Even these fierce predators appear to have an enemy, a top predator that stalks the farm at night. I have found the remains of kestrels, snatched from their roost under the eaves of the house, and on one occasion I found the wing of a barn owl beneath one of their favourite perches – the rest of the bird having presumably been consumed. Most gruesomely, one early morning my boys discovered the remains of a particularly large and splendid whip snake which we had seen several times in the preceding days. All that was left of the 5-foot snake was a 6-inch portion from the middle – the remaining 4.5 feet having been eaten. I’m still not certain what this mysterious beast is. It can clearly climb, is nocturnal, and is big enough to eat a large amount of snake in one sitting. I have found scats that may belong to it, in appearance similar to those produced by pine martens with which I am familiar in Scotland. I’ve installed Velux windows above the bedrooms upstairs, and one morning awoke to find sizeable footprints across the glass – the beast had paced right above my head in the night. The prints were not crystal clear, but they roughly fitted with those of a large marten of some sort. Beech martens are said to be found in this part of France, so this is my best guess as to what it is, and I would dearly love to see it.
Perhaps one day I will borrow one of Steph’s bumblebee nest cameras and try to film its nocturnal activities.
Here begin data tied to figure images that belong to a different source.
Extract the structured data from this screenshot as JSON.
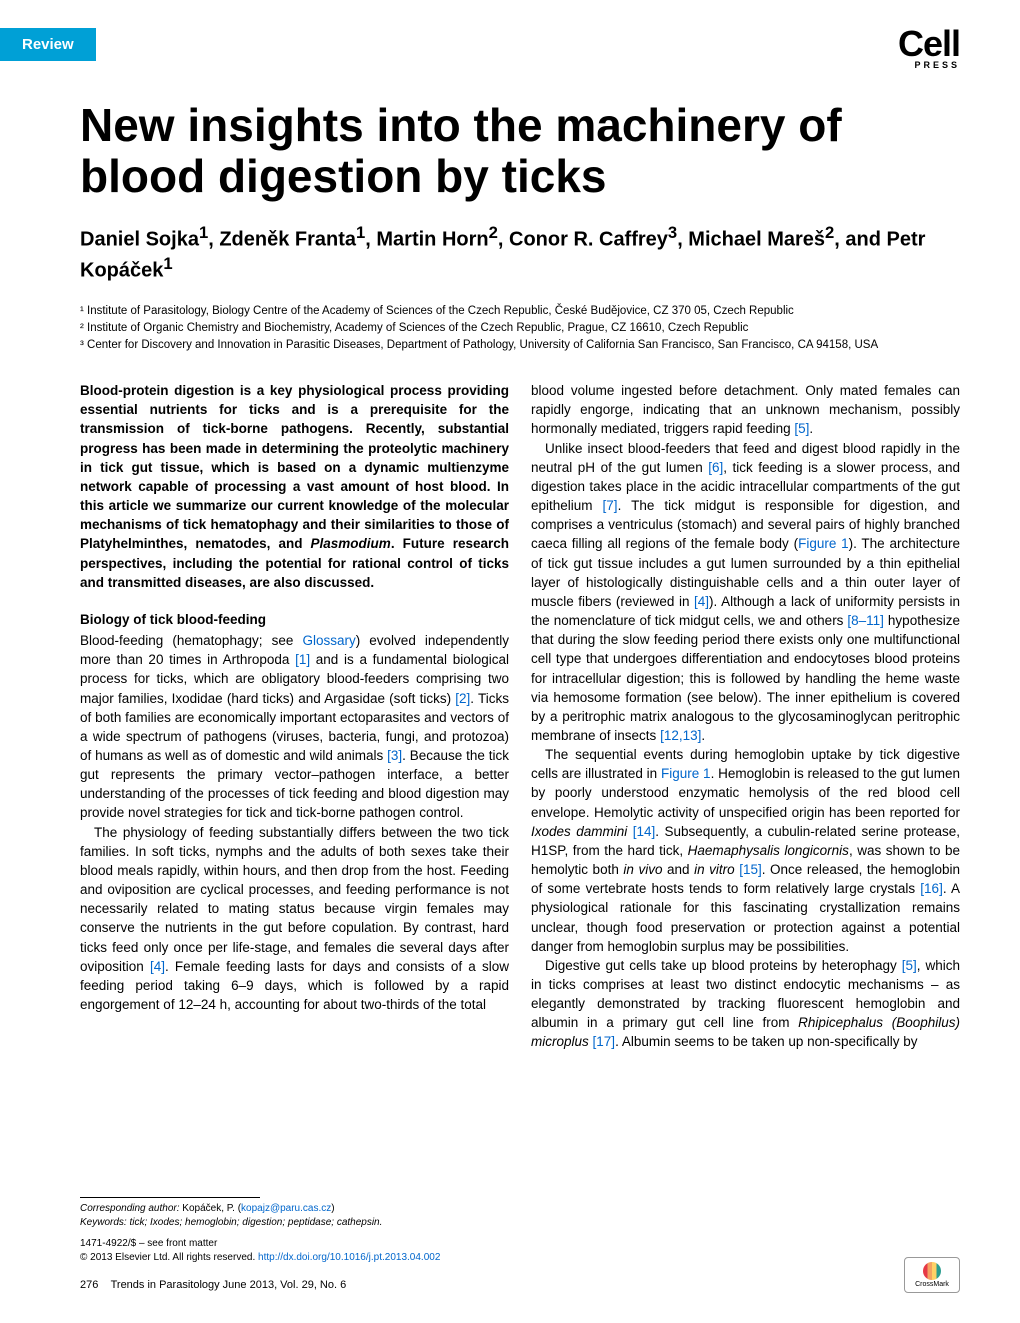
{
  "header": {
    "badge": "Review",
    "logo_main": "Cell",
    "logo_sub": "PRESS"
  },
  "article": {
    "title": "New insights into the machinery of blood digestion by ticks",
    "authors_html": "Daniel Sojka<sup>1</sup>, Zdeněk Franta<sup>1</sup>, Martin Horn<sup>2</sup>, Conor R. Caffrey<sup>3</sup>, Michael Mareš<sup>2</sup>, and Petr Kopáček<sup>1</sup>",
    "affiliations": [
      "¹ Institute of Parasitology, Biology Centre of the Academy of Sciences of the Czech Republic, České Budějovice, CZ 370 05, Czech Republic",
      "² Institute of Organic Chemistry and Biochemistry, Academy of Sciences of the Czech Republic, Prague, CZ 16610, Czech Republic",
      "³ Center for Discovery and Innovation in Parasitic Diseases, Department of Pathology, University of California San Francisco, San Francisco, CA 94158, USA"
    ]
  },
  "left": {
    "abstract": "Blood-protein digestion is a key physiological process providing essential nutrients for ticks and is a prerequisite for the transmission of tick-borne pathogens. Recently, substantial progress has been made in determining the proteolytic machinery in tick gut tissue, which is based on a dynamic multienzyme network capable of processing a vast amount of host blood. In this article we summarize our current knowledge of the molecular mechanisms of tick hematophagy and their similarities to those of Platyhelminthes, nematodes, and Plasmodium. Future research perspectives, including the potential for rational control of ticks and transmitted diseases, are also discussed.",
    "section_heading": "Biology of tick blood-feeding",
    "p1": "Blood-feeding (hematophagy; see Glossary) evolved independently more than 20 times in Arthropoda [1] and is a fundamental biological process for ticks, which are obligatory blood-feeders comprising two major families, Ixodidae (hard ticks) and Argasidae (soft ticks) [2]. Ticks of both families are economically important ectoparasites and vectors of a wide spectrum of pathogens (viruses, bacteria, fungi, and protozoa) of humans as well as of domestic and wild animals [3]. Because the tick gut represents the primary vector–pathogen interface, a better understanding of the processes of tick feeding and blood digestion may provide novel strategies for tick and tick-borne pathogen control.",
    "p2": "The physiology of feeding substantially differs between the two tick families. In soft ticks, nymphs and the adults of both sexes take their blood meals rapidly, within hours, and then drop from the host. Feeding and oviposition are cyclical processes, and feeding performance is not necessarily related to mating status because virgin females may conserve the nutrients in the gut before copulation. By contrast, hard ticks feed only once per life-stage, and females die several days after oviposition [4]. Female feeding lasts for days and consists of a slow feeding period taking 6–9 days, which is followed by a rapid engorgement of 12–24 h, accounting for about two-thirds of the total"
  },
  "right": {
    "p1": "blood volume ingested before detachment. Only mated females can rapidly engorge, indicating that an unknown mechanism, possibly hormonally mediated, triggers rapid feeding [5].",
    "p2": "Unlike insect blood-feeders that feed and digest blood rapidly in the neutral pH of the gut lumen [6], tick feeding is a slower process, and digestion takes place in the acidic intracellular compartments of the gut epithelium [7]. The tick midgut is responsible for digestion, and comprises a ventriculus (stomach) and several pairs of highly branched caeca filling all regions of the female body (Figure 1). The architecture of tick gut tissue includes a gut lumen surrounded by a thin epithelial layer of histologically distinguishable cells and a thin outer layer of muscle fibers (reviewed in [4]). Although a lack of uniformity persists in the nomenclature of tick midgut cells, we and others [8–11] hypothesize that during the slow feeding period there exists only one multifunctional cell type that undergoes differentiation and endocytoses blood proteins for intracellular digestion; this is followed by handling the heme waste via hemosome formation (see below). The inner epithelium is covered by a peritrophic matrix analogous to the glycosaminoglycan peritrophic membrane of insects [12,13].",
    "p3": "The sequential events during hemoglobin uptake by tick digestive cells are illustrated in Figure 1. Hemoglobin is released to the gut lumen by poorly understood enzymatic hemolysis of the red blood cell envelope. Hemolytic activity of unspecified origin has been reported for Ixodes dammini [14]. Subsequently, a cubulin-related serine protease, H1SP, from the hard tick, Haemaphysalis longicornis, was shown to be hemolytic both in vivo and in vitro [15]. Once released, the hemoglobin of some vertebrate hosts tends to form relatively large crystals [16]. A physiological rationale for this fascinating crystallization remains unclear, though food preservation or protection against a potential danger from hemoglobin surplus may be possibilities.",
    "p4": "Digestive gut cells take up blood proteins by heterophagy [5], which in ticks comprises at least two distinct endocytic mechanisms – as elegantly demonstrated by tracking fluorescent hemoglobin and albumin in a primary gut cell line from Rhipicephalus (Boophilus) microplus [17]. Albumin seems to be taken up non-specifically by"
  },
  "footer": {
    "corresponding_label": "Corresponding author:",
    "corresponding_text": " Kopáček, P. (kopajz@paru.cas.cz)",
    "keywords_label": "Keywords:",
    "keywords_text": " tick; Ixodes; hemoglobin; digestion; peptidase; cathepsin.",
    "issn": "1471-4922/$ – see front matter",
    "copyright": "© 2013 Elsevier Ltd. All rights reserved. ",
    "doi": "http://dx.doi.org/10.1016/j.pt.2013.04.002",
    "page_number": "276",
    "journal_info": "Trends in Parasitology June 2013, Vol. 29, No. 6",
    "crossmark": "CrossMark"
  },
  "colors": {
    "badge_bg": "#00a0d6",
    "link": "#0066cc",
    "text": "#000000",
    "bg": "#ffffff"
  }
}
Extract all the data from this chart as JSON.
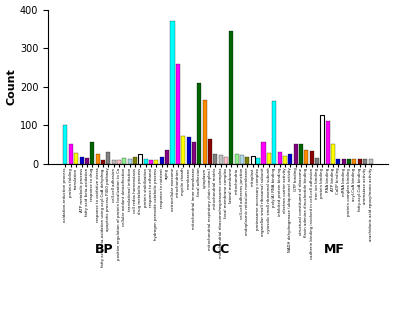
{
  "ylabel": "Count",
  "ylim": [
    0,
    400
  ],
  "yticks": [
    0,
    100,
    200,
    300,
    400
  ],
  "background_color": "#ffffff",
  "sections": {
    "BP": {
      "categories": [
        "oxidation-reduction process",
        "protein folding",
        "translation",
        "ATP metabolic process",
        "fatty acid beta-oxidation",
        "response to drug",
        "response to oxidative stress",
        "fatty acid beta-oxidation using acyl-CoA dehydrog.",
        "apoptotic process P450 pathway",
        "cell-cell adhesion",
        "positive regulation of protein localization to Ca",
        "cellular oxidant detoxification",
        "translational initiation",
        "cell redox homeostasis",
        "drug metabolic process",
        "protein stabilization",
        "response to ethanol",
        "hydrogen peroxide catabolic process",
        "response to nutrient",
        "aging"
      ],
      "values": [
        100,
        50,
        28,
        18,
        15,
        55,
        25,
        10,
        30,
        10,
        10,
        15,
        12,
        17,
        25,
        12,
        10,
        10,
        18,
        35
      ]
    },
    "CC": {
      "categories": [
        "extracellular exosome",
        "mitochondrion",
        "myelin sheath",
        "membrane",
        "mitochondrial inner membrane",
        "focal adhesion",
        "cytoplasm",
        "mitochondrial respiratory chain complex I",
        "mitochondrial matrix",
        "mitochondrial ribosome/respirasome complex",
        "focal membrane complex",
        "lateral membrane",
        "mitochondria",
        "cell-cell adherens junction",
        "endoplasmic reticulum membrane",
        "mitoplast",
        "proteasome accessory complex",
        "organellar small ribosomal subunit",
        "cytosolic small ribosomal subunit"
      ],
      "values": [
        370,
        260,
        72,
        70,
        55,
        210,
        165,
        65,
        25,
        22,
        18,
        345,
        25,
        22,
        18,
        20,
        15,
        55,
        28
      ]
    },
    "MF": {
      "categories": [
        "poly(A) RNA binding",
        "inhibited protein binding",
        "electron carrier activity",
        "NADH dehydrogenase (ubiquinone) activity",
        "GTP binding",
        "structural constituent of ribosome",
        "flavin adenine dinucleotide binding",
        "cadherin binding involved in cell-cell adhesion",
        "iron ion binding",
        "protein binding",
        "RNA binding",
        "ATP binding",
        "CoDP binding",
        "mRNA binding",
        "protein complex binding",
        "acyl-CoA binding",
        "fatty-acyl-CoA binding",
        "aromatase activity",
        "arachidonic acid epoxy/mono activity"
      ],
      "values": [
        163,
        30,
        20,
        25,
        50,
        50,
        35,
        33,
        15,
        125,
        110,
        50,
        12,
        12,
        13,
        12,
        12,
        12,
        12
      ]
    }
  },
  "color_cycle": [
    "#00ffff",
    "#ff00ff",
    "#ffff00",
    "#0000cd",
    "#800080",
    "#006400",
    "#ff8c00",
    "#8b0000",
    "#808080",
    "#c0c0c0",
    "#ffc0cb",
    "#90ee90",
    "#add8e6",
    "#808000",
    "#ffffff",
    "#00ffff",
    "#ff00ff",
    "#ffff00",
    "#0000cd",
    "#800080"
  ],
  "section_label_fontsize": 9,
  "ylabel_fontsize": 8,
  "tick_fontsize": 7
}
Of course with all the flowers in the meadow, the bumblebees have also returned en masse. Shrill carders are now an everyday sight, hardly worth interrupting one’s ablutions for. Red-shanked carders are also two-a-centime, distinguished from the even more common red-tailed bumblebees by the red hairy bristles on their legs. The long-tongued ruderal bumblebees remain scarce but regularly put in an appearance, feeding mainly on the red clover. All of these species are exceedingly rare in Britain, so it is a joy to see them thriving here. I have planted a row of lavender along the front of the house under the windows, so I do not even need to leave my picnic bench by the front door to see a plethora of butterflies, hummingbird hawkmoths and bumblebees. In July of 2009 I was enjoying a morning coffee when I spotted a slightly unusual-looking bee on the lavender. I think my heart knew what it was before my head had really had time to take in the details. It was, unmistakably, a short-haired bumblebee, the species we were working so hard to bring back from New Zealand to the UK. There are very few places in Europe where these bees are regularly seen, and to my knowledge western France was not supposed to be one of them but nonetheless here it was. Imagine my excitement, and the frenzied rush to grab my camera so that I could record the moment. I must confess that I have not seen one since then, but I hope that one day they might become regular residents.